Fast & Curious: Short Takes on Random Things

In love with Mary Brown?

It is far too early to announce the winner of the “Weirdest Result of COVID-19” award but Wednesday’s announcement by Postmedia — the American hedge fund-owned, Canadian government-assisted, 200-plus outlet media chain that includes the National Post — is on my longlist for now:

Like most news organizations, we have been asking our readers to support our journalism by paying to access our content online. The only exception has been coverage of the coronavirus pandemic, which we have been offering outside our pay wall as a public service.

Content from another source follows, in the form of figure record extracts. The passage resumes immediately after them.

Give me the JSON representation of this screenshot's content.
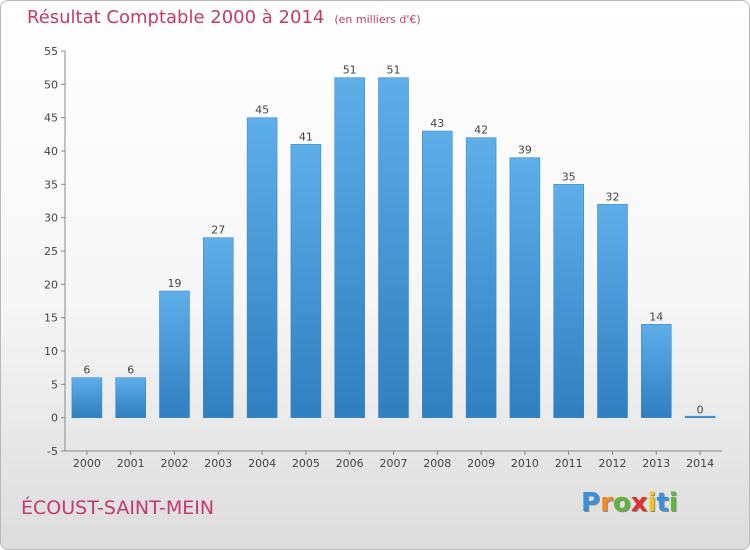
{
  "chart_data": {
    "type": "bar",
    "title": "Résultat Comptable 2000 à 2014",
    "subtitle": "(en milliers d'€)",
    "categories": [
      "2000",
      "2001",
      "2002",
      "2003",
      "2004",
      "2005",
      "2006",
      "2007",
      "2008",
      "2009",
      "2010",
      "2011",
      "2012",
      "2013",
      "2014"
    ],
    "values": [
      6,
      6,
      19,
      27,
      45,
      41,
      51,
      51,
      43,
      42,
      39,
      35,
      32,
      14,
      0
    ],
    "data_labels": [
      "6",
      "6",
      "19",
      "27",
      "45",
      "41",
      "51",
      "51",
      "43",
      "42",
      "39",
      "35",
      "32",
      "14",
      "0"
    ],
    "ylim": [
      -5,
      55
    ],
    "yticks": [
      -5,
      0,
      5,
      10,
      15,
      20,
      25,
      30,
      35,
      40,
      45,
      50,
      55
    ],
    "grid": false,
    "legend": "none",
    "bar_color_top": "#5eaeea",
    "bar_color_bottom": "#2f7fc1"
  },
  "footer": {
    "commune": "ÉCOUST-SAINT-MEIN"
  },
  "logo": {
    "letters": [
      "P",
      "r",
      "o",
      "x",
      "i",
      "t",
      "i"
    ],
    "colors": [
      "#3a8fd8",
      "#f08a1c",
      "#63b23a",
      "#e0312d",
      "#f0c21c",
      "#3a8fd8",
      "#63b23a"
    ]
  },
  "colors": {
    "title": "#c23a6e",
    "axis": "#888888",
    "text": "#444444"
  }
}
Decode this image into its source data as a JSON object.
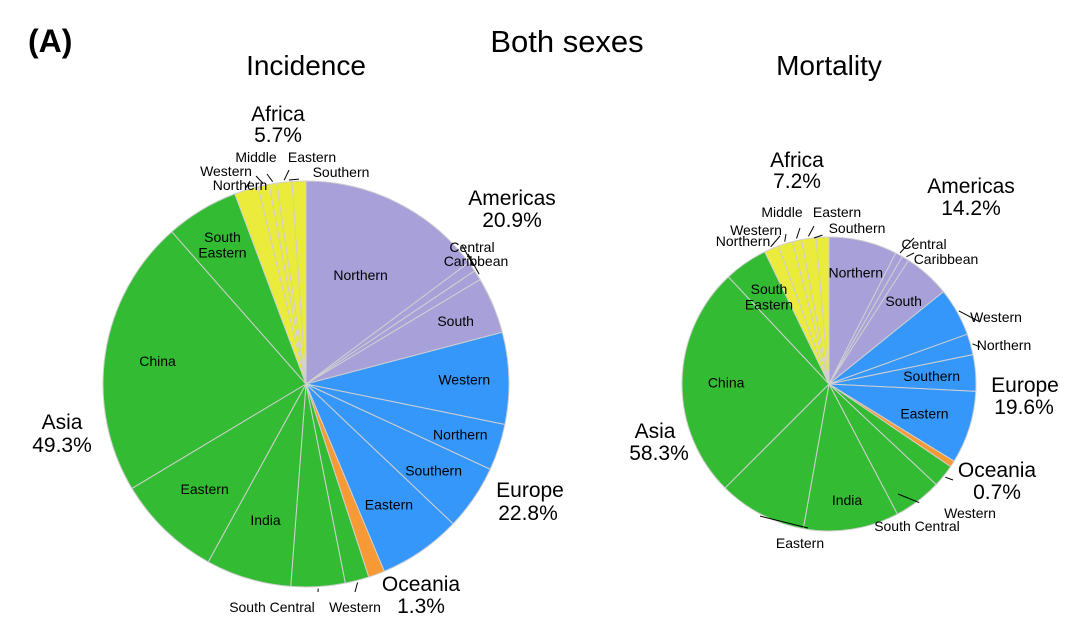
{
  "panel_label": "(A)",
  "title": "Both sexes",
  "colors": {
    "Africa": "#ebeb3b",
    "Americas": "#a8a0d9",
    "Europe": "#3697fa",
    "Oceania": "#f79a36",
    "Asia": "#33bb33",
    "divider": "#d0d0d0"
  },
  "chart_data": [
    {
      "type": "pie",
      "title": "Incidence",
      "regions": [
        {
          "name": "Americas",
          "percent": "20.9%",
          "value": 20.9,
          "subregions": [
            {
              "label": "Northern",
              "value": 14.8
            },
            {
              "label": "Central",
              "value": 0.8
            },
            {
              "label": "Caribbean",
              "value": 0.8
            },
            {
              "label": "South",
              "value": 4.5
            }
          ]
        },
        {
          "name": "Europe",
          "percent": "22.8%",
          "value": 22.8,
          "subregions": [
            {
              "label": "Western",
              "value": 7.3
            },
            {
              "label": "Northern",
              "value": 3.7
            },
            {
              "label": "Southern",
              "value": 5.2
            },
            {
              "label": "Eastern",
              "value": 6.6
            }
          ]
        },
        {
          "name": "Oceania",
          "percent": "1.3%",
          "value": 1.3,
          "subregions": [
            {
              "label": "",
              "value": 1.3
            }
          ]
        },
        {
          "name": "Asia",
          "percent": "49.3%",
          "value": 49.3,
          "subregions": [
            {
              "label": "Western",
              "value": 1.9
            },
            {
              "label": "South Central",
              "value": 4.3
            },
            {
              "label": "India",
              "value": 6.8
            },
            {
              "label": "Eastern",
              "value": 8.4
            },
            {
              "label": "China",
              "value": 22.1
            },
            {
              "label": "South Eastern",
              "value": 5.8
            }
          ]
        },
        {
          "name": "Africa",
          "percent": "5.7%",
          "value": 5.7,
          "subregions": [
            {
              "label": "Northern",
              "value": 1.9
            },
            {
              "label": "Western",
              "value": 0.9
            },
            {
              "label": "Middle",
              "value": 0.6
            },
            {
              "label": "Eastern",
              "value": 1.2
            },
            {
              "label": "Southern",
              "value": 1.1
            }
          ]
        }
      ]
    },
    {
      "type": "pie",
      "title": "Mortality",
      "regions": [
        {
          "name": "Americas",
          "percent": "14.2%",
          "value": 14.2,
          "subregions": [
            {
              "label": "Northern",
              "value": 7.5
            },
            {
              "label": "Central",
              "value": 0.8
            },
            {
              "label": "Caribbean",
              "value": 0.8
            },
            {
              "label": "South",
              "value": 5.1
            }
          ]
        },
        {
          "name": "Europe",
          "percent": "19.6%",
          "value": 19.6,
          "subregions": [
            {
              "label": "Western",
              "value": 5.3
            },
            {
              "label": "Northern",
              "value": 2.3
            },
            {
              "label": "Southern",
              "value": 4.0
            },
            {
              "label": "Eastern",
              "value": 8.0
            }
          ]
        },
        {
          "name": "Oceania",
          "percent": "0.7%",
          "value": 0.7,
          "subregions": [
            {
              "label": "",
              "value": 0.7
            }
          ]
        },
        {
          "name": "Asia",
          "percent": "58.3%",
          "value": 58.3,
          "subregions": [
            {
              "label": "Western",
              "value": 2.5
            },
            {
              "label": "South Central",
              "value": 5.3
            },
            {
              "label": "India",
              "value": 10.5
            },
            {
              "label": "Eastern",
              "value": 9.7
            },
            {
              "label": "China",
              "value": 25.5
            },
            {
              "label": "South Eastern",
              "value": 4.8
            }
          ]
        },
        {
          "name": "Africa",
          "percent": "7.2%",
          "value": 7.2,
          "subregions": [
            {
              "label": "Northern",
              "value": 1.6
            },
            {
              "label": "Western",
              "value": 1.6
            },
            {
              "label": "Middle",
              "value": 1.0
            },
            {
              "label": "Eastern",
              "value": 1.6
            },
            {
              "label": "Southern",
              "value": 1.4
            }
          ]
        }
      ]
    }
  ]
}
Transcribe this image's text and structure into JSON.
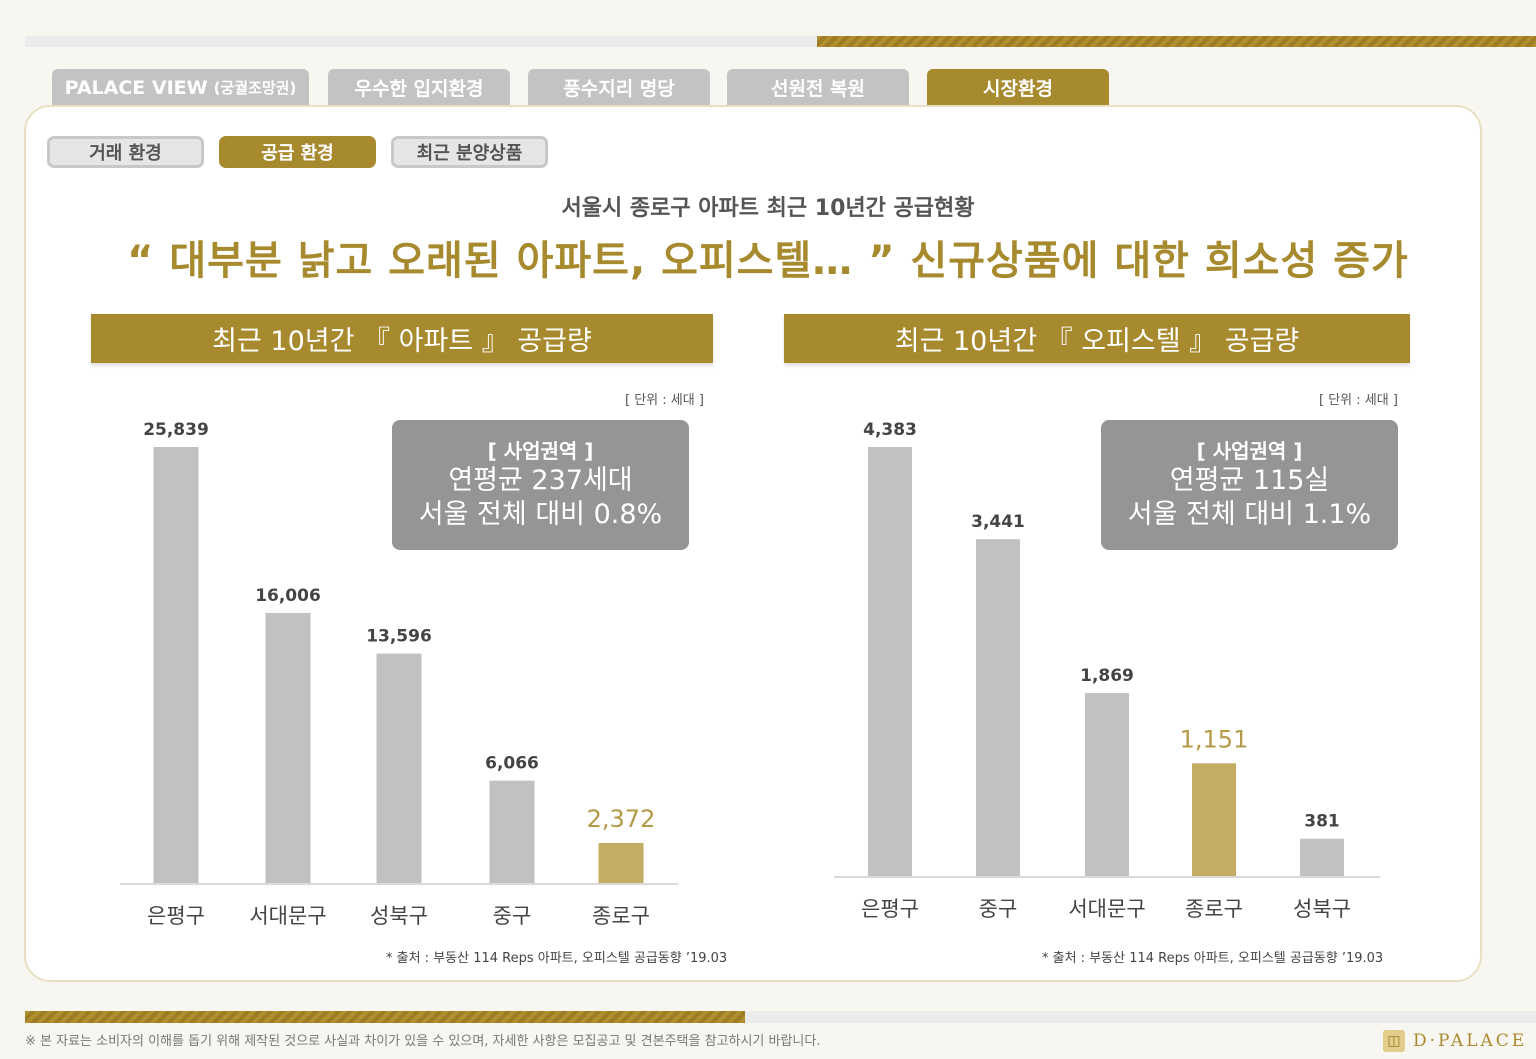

Now, we are pleased to offer all of our relevant, credible news and information free of charge, thanks to a partnership with the Canadian company Mary Brown’s Chicken, which is based in Markham, Ontario and has about 170 locations coast-to-coast…

Thanks to Mary Brown’s partnership, you can consume as much content as you want without being asked to pay until the end of April.

I like the implication that readers will still be asked to pay for all its non-relevant, incredible news and information.

Postmedia offered no details on the “partnership” — as some have noted, it might involve payment in chicken for all we know — but this isn’t an April Fool’s prank, the content is free and Postmedia is somehow being compensated for making it so. It’s churlish, I know, but I would suggest Postmedia’s hedge fund owners could probably manage this without the support of a purveyor of fried chicken — they’ve probably figured out a way to profit from the pandemic by now. That is, after all, what hedge funds do — see “activist” investor Bill Ackman’s spectacular $2.5 billion coronavirus win.

I’m curious as to what this means for media outlets like SaltWire that pay for Postmedia content (although I’m not seeing much Postmedia content in the Cape Breton Post these days — just Reuters — which is probably all I need to know to satisfy that curiosity).

I hope Mary is treating her workers right — paying them well, supporting them if they need to self-isolate, ensuring cooks and delivery workers take all possible precautions and have all possible protections.

If she’s not, I don’t imagine we’ll be hearing about it from Postmedia.

 

MMT

What better way to pass your time at home than by learning about Modern Monetary Theory (MMT)?

Described by Bloomberg Businessweek as a “once-fringe school of economic thought that’s suddenly of the moment,” MMT represents a “paradigm shift” in the way we think about debt and deficits.

Here’s how Bloomberg describes it:

MMT proposes that a country with its own currency, such as the U.S., doesn’t have to worry about accumulating too much debt because it can always print more money to pay interest. So the only constraint on spending is inflation, which can break out if the public and private sectors spend too much at the same time. As long as there are enough workers and equipment to meet growing demand without igniting inflation, the government can spend what it needs to maintain employment and achieve goals such as halting climate change.

If you’ve heard about MMT at all, then you’ve heard about one of its chief proponents, Stephanie Kelton, a professor of economics and public policy at Stony Brook University.

I really recommend the lecture below, in which Kelton introduces the concept and explains how both the political right and left in the US (and elsewhere) are in thrall to what she calls “the deficit myth” and how we can break the spell.

 

 

Ocean playground

Moira Donovan has a thoughtful piece in the Halifax Examiner about coastal access in Nova Scotia.

She takes the COVID-19 pandemic (which I had hoped to avoid discussing in Fast & Curious this week, but which keeps forcing its way into everything) as a starting point, but then moves beyond it to a broader discussion of ocean access in this province.

Bras d'Or Lake

Donovan writes:

Two weeks ago, as normal life began to shut down and Nova Scotians flocked to beaches for weekend distraction, many people pounced on pictures of long lines of cars at Crystal Crescent Beach and elsewhere as a sign of people failing to respect social distancing…

But while these measures are necessary to protect public health, some are asking whether the images of crowded beaches — and the government restrictions that followed — are also highlighting the ways in which Canada’s Ocean Playground is not living up to its name.

Donovan quotes a statistic I knew but that astounds me anew each time I read it: nearly 90% of this province’s 13,300 kilometers of coastline are privately owned.

So some people are able to take solitary walks on the beach — an excellent thing to do when the world around you is in turmoil — but most must make do with post cards from Key West.

I think about this a lot in terms of the Bras d’Or Lake, because I travel between Sydney and St. Peter’s frequently in summer and I notice how little access the public has to this beautiful body of water: you can go to East Bay beach or Big Pond beach, but other than that, I can think of only one stretch of that roughly 65-km drive where you can stop your car (or your 18-wheel truck) for a quick swim.

Donovan’s article explains how the province once attempted to address this, developing plans “that would increase access to, and recreational opportunities on, the coast,” and how these plans came pretty much to naught.

It’s a very good piece.

And it really made me want to go to the beach.